The past 30 years has seen a relentless assault upon the poor. Name a program that serves low-income people — Social Security Insurance, Medicaid, Community Development Block Grants — and you’ll see a history of steady attrition.

While the centerpiece of the Ten Year Plans to End Homelessness is Housing First, federal funding for housing has been cut by $52 billion since 1979. Between 1996 and 2005, 100,000 public housing units have been lost. There has been no new funding for public housing since 1996. The federal strategy of devolving responsibility to the states and local governments is seldom questioned.

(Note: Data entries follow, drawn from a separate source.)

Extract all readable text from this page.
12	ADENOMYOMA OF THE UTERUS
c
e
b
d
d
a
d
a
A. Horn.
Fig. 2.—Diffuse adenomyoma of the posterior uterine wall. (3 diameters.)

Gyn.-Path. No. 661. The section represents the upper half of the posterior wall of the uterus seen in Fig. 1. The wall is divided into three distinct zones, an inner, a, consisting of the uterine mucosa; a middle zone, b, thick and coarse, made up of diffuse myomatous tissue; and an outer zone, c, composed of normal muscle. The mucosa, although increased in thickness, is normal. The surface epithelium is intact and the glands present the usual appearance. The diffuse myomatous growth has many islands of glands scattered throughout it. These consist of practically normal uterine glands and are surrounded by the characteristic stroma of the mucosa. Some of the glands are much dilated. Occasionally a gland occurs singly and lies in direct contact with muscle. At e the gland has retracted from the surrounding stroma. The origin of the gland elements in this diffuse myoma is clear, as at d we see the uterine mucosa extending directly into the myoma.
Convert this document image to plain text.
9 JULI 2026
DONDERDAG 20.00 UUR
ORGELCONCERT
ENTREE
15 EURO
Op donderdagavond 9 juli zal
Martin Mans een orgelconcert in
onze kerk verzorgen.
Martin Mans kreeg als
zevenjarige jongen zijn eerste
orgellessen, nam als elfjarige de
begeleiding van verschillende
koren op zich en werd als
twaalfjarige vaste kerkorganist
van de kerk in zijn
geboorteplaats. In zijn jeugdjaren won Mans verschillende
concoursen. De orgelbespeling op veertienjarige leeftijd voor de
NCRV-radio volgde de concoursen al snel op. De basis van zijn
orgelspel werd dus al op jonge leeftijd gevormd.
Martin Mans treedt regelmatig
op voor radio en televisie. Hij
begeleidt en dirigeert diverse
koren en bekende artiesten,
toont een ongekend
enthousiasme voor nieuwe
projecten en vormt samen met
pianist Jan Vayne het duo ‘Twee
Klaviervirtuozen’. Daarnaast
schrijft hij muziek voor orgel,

Instead, we have McKinney-Vento, an insider’s game designed to divide and conquer that has never exceeded $1.5 billion in annual funding. We win a battle here and there while the war on the poor rages on unchecked.

Local efforts can’t make up for the federal abandonment of public housing and decades of hostility to the poor. McKinney-Vento — and those who have played this game to the exclusion of fighting the broader war — has sold out the poor and homeless.